[Math] Find a circle on a plane defined by three points in 3D and tangent at two of its points

Question

Given: Three points $A~(x1,y1,z1)$, $B~(x2,y2,z2)$, and $C~(x3,y3,z3)$. Points A and C are equidistant from B i.e. $AB = BC = d$.

Aim: Find the circle (particularly its portion shown in magenta color) which lies on the plane which is formed by the three points and tangent at the points A and C.

I am able to solve the problem for the 2D case but stuck in 3D case. Here is my algorithm (I'm stuck at points 4,5 and 7):

1. Find the equation of the plane formed by three points:
   $Ax + By + Cz + D = 0\\
   A =
   \begin{vmatrix}
   1 & y1 & z1\\
   1 & y2 & z2\\
   1 & y3 & z3
   \end{vmatrix},
   B =
   \begin{vmatrix}
   x1 & 1 & z1\\
   x2 & 1 & z2\\
   x3 & 1 & z3
   \end{vmatrix},
   C =
   \begin{vmatrix}
   x1 & y1 & 1\\
   x2 & y2 & 1\\
   x3 & y3 & 1
   \end{vmatrix},
   -D =
   \begin{vmatrix}
   x1 & y1 & z1\\
   x2 & y2 & z2\\
   x3 & y3 & z3
   \end{vmatrix}$
2. Find equation of line AB: $(x1,y1,z1) + t(x2-x1,y2-y1,z2-z1)$
3. Similarly equation of line BC: $(x2,y2,z2) + t(x3-x2,y3-y2,z3-z2)$
4. Find the equation of line which is perpendicular to AB at point A and which also lies on the plane. (I'm stuck to find this line)
   I understand that the dot product of the two lines must be zero. But the constraint that it must also lie on the plane and include the point.
5. Similarly find the equation of line which is perpendicular to BC at point C and which also lies on the plane. (I'm stuck to find this line like step 4)
6. The point of intersection of lines formed at step 4 and 5 gives the center of the circle $o~(cx,cy,cz)$ of radius $r=\sqrt{(cx-x2)^2+(cy-y2)^2+(cz-z2)^2}$ (???)
7. How to find the circle with center (o $cx,cy,cz$) and radius $r$ which also lies on the plane?

In 2D case, I could find the slope (m) and then the perpendicular would have slope of ($\frac{-1}{m}$) which lead to easy solution, but I'm stuck in steps
4, 5 and 7 above.

Answer 1

Useful bit of information: the cross product of two vectors is perpendicular to both of them.

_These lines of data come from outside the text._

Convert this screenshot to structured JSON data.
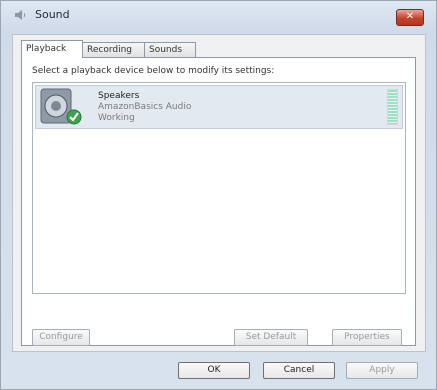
{
  "window": {
    "title": "Sound",
    "close_label": "✕"
  },
  "tabs": [
    {
      "label": "Playback"
    },
    {
      "label": "Recording"
    },
    {
      "label": "Sounds"
    }
  ],
  "playback": {
    "instruction": "Select a playback device below to modify its settings:",
    "devices": [
      {
        "name": "Speakers",
        "driver": "AmazonBasics Audio",
        "status": "Working"
      }
    ]
  },
  "panel_buttons": {
    "configure": "Configure",
    "set_default": "Set Default",
    "properties": "Properties"
  },
  "dialog_buttons": {
    "ok": "OK",
    "cancel": "Cancel",
    "apply": "Apply"
  }
}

1. $n=(A-B)\times(C-B)$ is the normal of your plane. This is the vector $(A,B,C)$ formed by three of the coefficients from the equation of the plane in your step 1.
2. $v=n\times(A-B)$ is the direction within the plane and perpendicular to $AB$. Likewise $w=n\times(C-B)$ for the direction perpendicular to $BC$. So a point on these lines coud be represented as $A+\lambda v$ resp. $C+\mu w$. This should help you with steps 4 and 5.
3. To intersect these lines, you can simply write the equation for a point which lies on both of them: $D:=A+\lambda v=C+\mu w$. Then solve for $\lambda$ and $\mu$. There are actually three equations, one for each coordinate, and two variables, so this is over-determined. You can concentrate on two of the three coordinates to solve this, or use some form of pseudo-inverse if you want to avoid special cases. The result is the center of the circle.
4. If you have the center, and have the radius, how can you describe the circle itself? Well, one possible description would be using center, radius and normal vector $n$. Another would be a parametric description, for which you'd need to find two orthonormal vectors within the plane. $e_1=(A-B)/\lVert A-B\rVert$ could be one such vector, and $e_2=(n\times e_1)/\lVert n\times e_1\rVert$ could be the other. Then the circle would be $D+r\cos\theta e_1+r\sin\theta e_2$ or something like that.